Keep in mind, “National Socialism” substitutes class struggle for national or racial struggle. I hesitate to say that Nazism is not “true” socialism because fascism has as much a historical claim to the term “socialism” as communists do, and saying it’s just a misnomer not really elucidate anything. Instead, I’ll say: they’re fascists reacting to the crises of capitalism and to the threat of communist revolution. It’s important to keep in mind, as Marx and Engels did, that not all who identify as “socialist” are really interested in proletarian revolution or anti-capitalism as such. Fascists and Nazis fall neatly under the “petit-bourgeois socialist” umbrella. ↩︎
I came into this from a position of caution. The far-right are not whole wrong that the term fascism is overuse.*
ReplyDeleteHowever, this is an interesting and well argued position, that looks like a solid way of approaching the question of what fascism is. I'll need to give it another read when I am less tired, to see if it holds up when I am not tired, but it will definately be worth that read.

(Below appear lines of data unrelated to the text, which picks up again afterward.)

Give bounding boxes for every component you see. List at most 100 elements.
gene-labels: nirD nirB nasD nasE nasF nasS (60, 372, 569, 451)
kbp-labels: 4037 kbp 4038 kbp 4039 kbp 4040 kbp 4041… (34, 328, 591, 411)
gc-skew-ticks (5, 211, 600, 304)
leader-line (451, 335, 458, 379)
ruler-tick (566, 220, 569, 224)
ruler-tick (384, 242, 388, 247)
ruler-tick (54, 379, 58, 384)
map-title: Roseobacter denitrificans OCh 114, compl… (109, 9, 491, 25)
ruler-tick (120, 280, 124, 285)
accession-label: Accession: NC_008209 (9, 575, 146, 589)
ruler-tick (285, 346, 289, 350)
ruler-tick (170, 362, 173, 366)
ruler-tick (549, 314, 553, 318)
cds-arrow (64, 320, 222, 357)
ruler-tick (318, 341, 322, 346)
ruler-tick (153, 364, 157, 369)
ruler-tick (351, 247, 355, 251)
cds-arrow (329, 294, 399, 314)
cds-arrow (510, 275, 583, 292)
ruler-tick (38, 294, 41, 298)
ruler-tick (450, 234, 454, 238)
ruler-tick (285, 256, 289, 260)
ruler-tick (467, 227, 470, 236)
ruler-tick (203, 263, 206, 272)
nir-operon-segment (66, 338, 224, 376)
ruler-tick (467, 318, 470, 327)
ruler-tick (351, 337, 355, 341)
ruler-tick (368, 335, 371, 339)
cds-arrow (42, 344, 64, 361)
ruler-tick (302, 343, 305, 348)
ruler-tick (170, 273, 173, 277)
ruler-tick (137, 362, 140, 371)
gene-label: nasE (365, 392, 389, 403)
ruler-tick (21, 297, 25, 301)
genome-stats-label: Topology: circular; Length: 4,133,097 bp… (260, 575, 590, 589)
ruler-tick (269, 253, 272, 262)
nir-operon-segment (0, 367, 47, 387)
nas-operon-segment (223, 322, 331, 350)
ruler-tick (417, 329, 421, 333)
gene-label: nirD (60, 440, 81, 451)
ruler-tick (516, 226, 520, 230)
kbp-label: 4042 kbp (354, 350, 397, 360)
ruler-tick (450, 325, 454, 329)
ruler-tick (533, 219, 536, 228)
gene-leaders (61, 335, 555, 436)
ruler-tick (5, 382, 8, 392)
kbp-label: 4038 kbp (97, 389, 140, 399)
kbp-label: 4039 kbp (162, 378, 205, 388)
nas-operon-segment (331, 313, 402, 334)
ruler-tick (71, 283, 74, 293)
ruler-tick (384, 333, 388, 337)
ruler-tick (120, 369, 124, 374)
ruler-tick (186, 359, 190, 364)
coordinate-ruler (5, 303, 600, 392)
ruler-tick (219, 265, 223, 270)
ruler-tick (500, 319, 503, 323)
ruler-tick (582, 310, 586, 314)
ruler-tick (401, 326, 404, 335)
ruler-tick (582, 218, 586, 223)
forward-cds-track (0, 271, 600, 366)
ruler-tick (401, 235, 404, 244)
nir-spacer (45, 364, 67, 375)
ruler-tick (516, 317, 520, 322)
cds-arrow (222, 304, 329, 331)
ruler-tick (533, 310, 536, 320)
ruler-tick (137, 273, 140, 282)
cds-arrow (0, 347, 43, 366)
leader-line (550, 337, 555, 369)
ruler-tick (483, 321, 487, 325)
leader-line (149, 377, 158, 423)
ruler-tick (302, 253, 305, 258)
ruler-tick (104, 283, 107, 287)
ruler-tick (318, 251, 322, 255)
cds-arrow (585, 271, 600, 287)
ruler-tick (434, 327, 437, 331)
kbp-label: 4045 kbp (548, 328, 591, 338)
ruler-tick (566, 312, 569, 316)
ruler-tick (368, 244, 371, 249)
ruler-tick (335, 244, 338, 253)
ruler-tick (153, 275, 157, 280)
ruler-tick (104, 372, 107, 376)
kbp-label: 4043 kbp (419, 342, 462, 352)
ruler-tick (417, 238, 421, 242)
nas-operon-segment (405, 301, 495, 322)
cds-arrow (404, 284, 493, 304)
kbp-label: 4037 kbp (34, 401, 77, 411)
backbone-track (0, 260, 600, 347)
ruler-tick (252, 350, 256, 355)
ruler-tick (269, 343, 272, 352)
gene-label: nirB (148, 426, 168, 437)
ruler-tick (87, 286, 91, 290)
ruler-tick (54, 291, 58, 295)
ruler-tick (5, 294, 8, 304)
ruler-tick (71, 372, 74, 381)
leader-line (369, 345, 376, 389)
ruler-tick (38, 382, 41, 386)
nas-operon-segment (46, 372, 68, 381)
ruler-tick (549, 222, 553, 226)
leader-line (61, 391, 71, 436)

I don't think it will be replacing my most formal understanding of what fascism is, but I think is definately deserves a place alongside Jason Stanley's conception of "fascistic politics", as a way of thinking about fascism, fascist-like political forms, and political forms that are in danger of becoming fascist.
Thank you for a thought provoking post.
*Though they are wholly wrong in claiming it is antifascists, anarchists or "the left" who do so... *shakes fist at liberals*.